In 2020, Mosten was appointed chair of the Mediate.com Online Mediation Training Taskforce.

== Personal life ==
Mosten lives with his wife, Jody, a retired clinical psychologist, near the University of California San Diego.

== Books ==
- Building A Successful Collaborative Family Law Practice (with Adam B. Cordover) (2018) published by American Bar Association, ISBN 978-1-64105-241-2
- Unbundled Legal Services: A Family Lawyer's Guide (with Elizabeth Potter Scully) (2017) published by American Bar Association, ISBN 9781634259217
- The Complete Guide to Mediation (with Elizabeth Potter Scully) (2nd Edition, 2015) published by American Bar Association. ISBN 978-1634250108
- Collaborative Divorce Handbook (2009) published by Jossey-Bass. ISBN 978-0470395196
- The Complete Guide to Mediation: The Cutting-Edge Approach to Family Law Practice. ABA Book Publishing (2003).
- Mediation Career Guide (2001) published by Jossey-Bass. ISBN 978-0787957032
- Unbundling Legal Services (2000) published by American Bar Association.
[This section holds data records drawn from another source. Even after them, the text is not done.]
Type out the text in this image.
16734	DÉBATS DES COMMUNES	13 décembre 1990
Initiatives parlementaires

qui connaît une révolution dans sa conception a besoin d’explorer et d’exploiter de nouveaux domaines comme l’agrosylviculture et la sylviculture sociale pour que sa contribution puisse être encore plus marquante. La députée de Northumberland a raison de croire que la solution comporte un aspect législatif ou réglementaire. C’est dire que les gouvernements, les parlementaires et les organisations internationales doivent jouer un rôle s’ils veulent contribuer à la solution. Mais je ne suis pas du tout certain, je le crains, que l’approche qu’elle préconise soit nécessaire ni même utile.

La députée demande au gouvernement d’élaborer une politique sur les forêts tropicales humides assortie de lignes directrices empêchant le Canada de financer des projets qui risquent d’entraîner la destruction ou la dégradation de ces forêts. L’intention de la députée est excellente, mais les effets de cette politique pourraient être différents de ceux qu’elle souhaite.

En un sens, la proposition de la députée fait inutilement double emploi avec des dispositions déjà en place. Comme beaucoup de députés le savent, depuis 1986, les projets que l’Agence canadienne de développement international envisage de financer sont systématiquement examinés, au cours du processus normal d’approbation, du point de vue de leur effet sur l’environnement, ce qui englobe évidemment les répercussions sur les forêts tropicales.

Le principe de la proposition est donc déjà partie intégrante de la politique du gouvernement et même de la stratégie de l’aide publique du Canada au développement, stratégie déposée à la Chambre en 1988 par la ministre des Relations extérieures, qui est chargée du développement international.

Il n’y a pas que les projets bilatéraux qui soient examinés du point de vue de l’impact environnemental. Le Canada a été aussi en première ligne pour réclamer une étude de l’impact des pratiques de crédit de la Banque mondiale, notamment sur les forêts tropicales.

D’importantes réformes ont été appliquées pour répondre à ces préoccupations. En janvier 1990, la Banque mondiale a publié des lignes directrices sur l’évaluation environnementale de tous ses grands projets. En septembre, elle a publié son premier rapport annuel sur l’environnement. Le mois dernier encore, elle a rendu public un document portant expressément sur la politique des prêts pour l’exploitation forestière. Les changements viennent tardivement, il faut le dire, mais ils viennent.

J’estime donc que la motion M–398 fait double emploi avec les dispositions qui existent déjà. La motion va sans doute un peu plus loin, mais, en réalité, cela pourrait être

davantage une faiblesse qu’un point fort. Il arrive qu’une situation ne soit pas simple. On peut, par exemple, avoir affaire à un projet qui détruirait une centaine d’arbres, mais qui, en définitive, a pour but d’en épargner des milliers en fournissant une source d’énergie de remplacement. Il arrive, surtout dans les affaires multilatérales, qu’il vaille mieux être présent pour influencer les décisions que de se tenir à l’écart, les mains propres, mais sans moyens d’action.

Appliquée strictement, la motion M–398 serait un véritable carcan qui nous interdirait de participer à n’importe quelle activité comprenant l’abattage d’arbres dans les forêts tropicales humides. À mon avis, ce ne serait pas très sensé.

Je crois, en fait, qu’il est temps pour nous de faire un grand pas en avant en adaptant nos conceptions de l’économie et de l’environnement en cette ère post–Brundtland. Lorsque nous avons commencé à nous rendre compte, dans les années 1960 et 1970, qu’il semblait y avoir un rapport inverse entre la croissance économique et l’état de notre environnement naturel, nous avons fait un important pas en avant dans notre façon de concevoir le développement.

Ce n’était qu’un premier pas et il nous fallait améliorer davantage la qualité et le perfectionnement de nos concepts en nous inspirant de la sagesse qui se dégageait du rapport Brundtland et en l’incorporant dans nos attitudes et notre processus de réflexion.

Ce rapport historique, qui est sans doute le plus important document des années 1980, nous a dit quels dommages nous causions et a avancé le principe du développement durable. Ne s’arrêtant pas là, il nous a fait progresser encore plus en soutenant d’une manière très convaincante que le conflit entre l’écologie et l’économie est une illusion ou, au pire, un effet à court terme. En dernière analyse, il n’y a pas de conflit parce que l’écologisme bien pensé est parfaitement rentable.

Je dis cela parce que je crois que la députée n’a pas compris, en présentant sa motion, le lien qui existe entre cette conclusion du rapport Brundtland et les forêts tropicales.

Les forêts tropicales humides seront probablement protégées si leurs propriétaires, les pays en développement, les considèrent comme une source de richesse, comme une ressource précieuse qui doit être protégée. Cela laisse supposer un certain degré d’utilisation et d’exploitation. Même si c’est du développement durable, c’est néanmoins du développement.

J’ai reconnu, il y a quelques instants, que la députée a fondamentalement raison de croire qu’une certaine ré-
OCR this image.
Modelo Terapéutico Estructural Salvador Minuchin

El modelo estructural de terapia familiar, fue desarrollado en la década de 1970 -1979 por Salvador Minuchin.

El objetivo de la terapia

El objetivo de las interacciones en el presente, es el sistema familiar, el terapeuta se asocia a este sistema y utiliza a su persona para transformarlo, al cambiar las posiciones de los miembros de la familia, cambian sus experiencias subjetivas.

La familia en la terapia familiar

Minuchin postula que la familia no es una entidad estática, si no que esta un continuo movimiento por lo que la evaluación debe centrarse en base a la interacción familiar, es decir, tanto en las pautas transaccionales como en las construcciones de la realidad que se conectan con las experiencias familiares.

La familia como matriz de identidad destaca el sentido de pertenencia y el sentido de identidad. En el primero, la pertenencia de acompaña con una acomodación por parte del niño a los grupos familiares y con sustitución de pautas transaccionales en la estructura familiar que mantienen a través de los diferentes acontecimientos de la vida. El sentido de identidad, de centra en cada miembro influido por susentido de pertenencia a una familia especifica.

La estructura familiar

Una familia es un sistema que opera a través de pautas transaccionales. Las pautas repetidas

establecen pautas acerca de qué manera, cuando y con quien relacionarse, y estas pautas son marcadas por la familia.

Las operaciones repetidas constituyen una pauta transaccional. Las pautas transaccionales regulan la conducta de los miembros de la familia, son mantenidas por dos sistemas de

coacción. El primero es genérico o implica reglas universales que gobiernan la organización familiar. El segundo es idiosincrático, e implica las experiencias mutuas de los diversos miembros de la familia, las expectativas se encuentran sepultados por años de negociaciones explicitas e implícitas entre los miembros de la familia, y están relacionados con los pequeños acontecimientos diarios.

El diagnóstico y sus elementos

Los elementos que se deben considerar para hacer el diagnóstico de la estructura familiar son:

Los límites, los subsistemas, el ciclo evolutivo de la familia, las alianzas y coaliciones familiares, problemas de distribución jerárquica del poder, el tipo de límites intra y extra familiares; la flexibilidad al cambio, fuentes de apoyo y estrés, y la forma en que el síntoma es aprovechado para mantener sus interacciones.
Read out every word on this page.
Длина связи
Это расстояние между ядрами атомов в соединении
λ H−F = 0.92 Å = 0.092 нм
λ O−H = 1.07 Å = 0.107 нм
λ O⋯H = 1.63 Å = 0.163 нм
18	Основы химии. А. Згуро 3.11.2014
ISBN 978-1570738463

== Awards and honors ==

- 2020 Southern California Mediation Association, Inaugural Recipient of SCMA Star Award for Excellence and Innovation of Family Mediation
- 2019 Academy of Professional Family Mediators, Lifetime Career Achievement Award
- 2017 Southern California Mediation Association, President's Award
- 2015 New York Council of Divorce Mediators, Lifetime Career Achievement Award
- 2015 Allegheny Bar Association, Recipient of Judge Lawrence Kaplan Award for Mediation
- 2004 American Bar Association Standing Committee for Delivery of Legal Services Lifetime Legal Access Award.
- 2004 American Bar Association Lawyer Section on Dispute Resolution Problem Solver Award.
- 1997 American Bar Association, Meritorious Recognition, Legal Access Award
- 1996 Los Angeles County Bar Association Conflict Prevention Award
- 1996 Beverly Hills Bar Special Service Award for Contributions in Mediation
- 1999 Peacemaker of the Year, Southern California Mediation Association
- In 1984, Mosten was named Chair of the ABA Client Counseling Competition. Since 1989, he has been Executive Chair of the Brown Mosten International Client Consultation Competition, a law school competition involving 22 countries that now bears his name along with his mentor, Louis M. Brown.